The Asymmetry of the Union

One important asymmetry: the person who assumed human nature is the eternal Son, not a new person created by combining divinity and humanity. The Son did not become personal at the Incarnation—He has always been a person within the Trinity. At the Incarnation, He took humanity into His already-existing personal identity. This is why Chalcedon's framework is called 'anhypostasia' of the human nature—the human nature has its personal existence in the divine person of the Son.

Frequently Asked Questions

What is the hypostatic union?

The hypostatic union is the theological term for the union of Christ's two natures — divine and human — in one person (hypostasis). Defined at the Council of Chalcedon in 451 AD, it holds that Jesus Christ is fully divine and fully human, with both natures united in one person without confusion, change, division, or separation.

Why did the church need to define the hypostatic union?

Two competing heresies made precision necessary. Nestorianism tended to separate Christ's natures so completely that it seemed to posit two persons. Eutychianism merged the natures so completely that Christ's humanity was absorbed into his divinity. Chalcedon defined the union in terms that affirmed both natures fully while insisting on the unity of his person.

What do the four adverbs of Chalcedon mean?

The Council of Chalcedon defined that Christ's two natures exist 'without confusion, without change, without division, without separation.' The first two ('without confusion, without change') rule out blending the natures together. The last two ('without division, without separation') rule out splitting them apart into two separate persons. Together they define the boundaries of orthodox Christology.

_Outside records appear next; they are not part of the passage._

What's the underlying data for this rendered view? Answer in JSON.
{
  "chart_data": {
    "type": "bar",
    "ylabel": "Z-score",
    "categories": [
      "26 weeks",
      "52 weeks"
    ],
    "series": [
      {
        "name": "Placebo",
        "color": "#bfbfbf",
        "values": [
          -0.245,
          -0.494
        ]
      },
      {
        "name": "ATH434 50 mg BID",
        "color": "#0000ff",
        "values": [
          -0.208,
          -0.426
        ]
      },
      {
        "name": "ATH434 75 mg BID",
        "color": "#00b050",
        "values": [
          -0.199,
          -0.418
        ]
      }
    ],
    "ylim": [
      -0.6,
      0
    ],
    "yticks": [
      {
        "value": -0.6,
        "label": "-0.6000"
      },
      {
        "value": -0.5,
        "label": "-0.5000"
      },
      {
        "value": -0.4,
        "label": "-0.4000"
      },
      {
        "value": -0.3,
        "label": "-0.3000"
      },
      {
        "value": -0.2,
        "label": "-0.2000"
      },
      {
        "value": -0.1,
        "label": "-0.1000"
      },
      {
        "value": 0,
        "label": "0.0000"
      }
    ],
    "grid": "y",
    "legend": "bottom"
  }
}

Is the hypostatic union still the standard of Christian orthodoxy today?

Yes. The Chalcedonian definition of Christ's person is accepted as authoritative by Roman Catholic, Eastern Orthodox, and most Protestant churches. It remains the benchmark for evaluating Christological claims: any account of Jesus that denies either his full divinity or his full humanity falls outside the bounds of historic Christian orthodoxy.